Yesus memasukkan jari-Nya ke telinga orang itu, lalu meludah dan menyentuh lidahnya. Lalu, sambil menengadah ke langit Ia mendesah dan berkata kepadanya,“Efata!”artinya: Terbukalah! Seketika itu juga telinganya terbuka dan lidahnya pulih, lalu ia berkata-kata dengan baik (Mrk. 7:33-35).

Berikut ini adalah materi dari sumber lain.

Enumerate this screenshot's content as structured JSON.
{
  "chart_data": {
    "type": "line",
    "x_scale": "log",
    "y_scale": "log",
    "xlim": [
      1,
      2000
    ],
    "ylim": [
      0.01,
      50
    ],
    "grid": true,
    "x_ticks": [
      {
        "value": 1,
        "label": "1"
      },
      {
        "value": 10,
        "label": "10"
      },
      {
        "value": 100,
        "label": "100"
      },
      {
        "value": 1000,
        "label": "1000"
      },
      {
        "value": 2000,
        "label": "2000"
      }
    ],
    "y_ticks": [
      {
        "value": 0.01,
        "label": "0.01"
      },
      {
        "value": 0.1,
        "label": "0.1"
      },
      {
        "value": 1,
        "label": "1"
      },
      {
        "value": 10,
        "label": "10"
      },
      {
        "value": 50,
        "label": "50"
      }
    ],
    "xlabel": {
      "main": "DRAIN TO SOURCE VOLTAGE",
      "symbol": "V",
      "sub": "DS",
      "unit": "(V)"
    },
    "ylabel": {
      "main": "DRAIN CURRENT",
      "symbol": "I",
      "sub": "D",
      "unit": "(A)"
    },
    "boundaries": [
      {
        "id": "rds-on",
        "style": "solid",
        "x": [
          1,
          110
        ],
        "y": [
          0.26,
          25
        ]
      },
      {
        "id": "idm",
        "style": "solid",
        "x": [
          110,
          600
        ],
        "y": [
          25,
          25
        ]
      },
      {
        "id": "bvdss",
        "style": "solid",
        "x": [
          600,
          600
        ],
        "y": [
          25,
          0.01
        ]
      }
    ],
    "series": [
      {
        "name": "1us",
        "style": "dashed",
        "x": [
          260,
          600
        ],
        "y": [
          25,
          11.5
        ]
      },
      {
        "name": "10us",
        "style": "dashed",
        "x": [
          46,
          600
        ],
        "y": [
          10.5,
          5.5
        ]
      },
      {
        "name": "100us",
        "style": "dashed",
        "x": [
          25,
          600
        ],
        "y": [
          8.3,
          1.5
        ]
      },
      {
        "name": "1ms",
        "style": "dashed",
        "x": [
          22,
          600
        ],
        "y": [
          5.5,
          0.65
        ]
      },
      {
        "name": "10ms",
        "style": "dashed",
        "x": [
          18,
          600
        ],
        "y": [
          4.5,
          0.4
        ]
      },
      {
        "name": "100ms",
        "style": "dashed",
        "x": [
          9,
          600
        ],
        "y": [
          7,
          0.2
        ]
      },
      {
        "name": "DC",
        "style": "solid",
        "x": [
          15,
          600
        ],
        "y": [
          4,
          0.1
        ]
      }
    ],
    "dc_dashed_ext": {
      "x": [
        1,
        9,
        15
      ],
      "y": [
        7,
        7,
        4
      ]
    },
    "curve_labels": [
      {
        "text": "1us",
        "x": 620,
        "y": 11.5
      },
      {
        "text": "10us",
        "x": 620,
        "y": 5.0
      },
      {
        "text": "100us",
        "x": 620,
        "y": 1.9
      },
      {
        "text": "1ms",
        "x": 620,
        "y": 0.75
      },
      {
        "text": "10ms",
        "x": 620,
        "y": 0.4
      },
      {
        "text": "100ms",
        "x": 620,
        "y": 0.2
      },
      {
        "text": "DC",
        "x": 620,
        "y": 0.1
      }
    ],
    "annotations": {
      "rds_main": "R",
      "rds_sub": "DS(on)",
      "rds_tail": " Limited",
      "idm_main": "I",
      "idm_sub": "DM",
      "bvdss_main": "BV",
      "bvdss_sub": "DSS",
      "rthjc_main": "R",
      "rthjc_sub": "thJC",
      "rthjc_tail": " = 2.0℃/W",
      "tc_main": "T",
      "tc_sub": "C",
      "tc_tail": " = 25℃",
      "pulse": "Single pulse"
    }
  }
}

Peristiwa ini bukan sekadar mukjizat fisik. Markus dengan jelas menghubungkannya dengan nubuat Yesaya: “Pada waktu itu telinga orang-orang tuli akan dibuka… dan mulut orang bisu akan bersorak-sorai” (Yes. 35:5–6). Dalam diri Yesus, janji keselamatan Allah menjadi nyata. Allah sungguh hadir dan bekerja memulihkan manusia secara utuh.
Orang tuli dan gagap dalam Injil ini melambangkan kondisi rohani manusia. Kita bisa saja memiliki telinga yang sehat, tetapi hati yang tertutup. Kita mendengar firman Tuhan, tetapi tidak sungguh-sungguh menyimaknya. Kita membaca Kitab Suci, berdoa, bahkan melayani, namun tetap bertanya dalam hati: “Apakah Allah sungguh hadir? Mengapa aku tidak merasakan-Nya?”
Sering kali kita lebih peka terhadap suara media sosial, opini publik, dan kekhawatiran dunia daripada terhadap suara Tuhan. Kita juga bisa menjadi “gagap” dalam iman, tidak berani bersaksi, tidak mampu mengungkapkan kebenaran dengan kasih, atau bahkan memilih diam ketika keadilan dan kebenaran dipertaruhkan.
Menarik bahwa Yesus terlebih dahulu membuka telinga orang itu, baru kemudian melonggarkan lidahnya. Iman lahir dari pendengaran (Rm. 10:17). Kita hanya dapat berbicara dengan benar jika lebih dahulu mendengarkan dengan benar. Lidah yang benar mengalir dari hati yang telah disentuh sabda Allah.
“Ya Yesus, teguhkan imanku dan pakailah lidahku untuk berbicara dengan tepat. Amin”.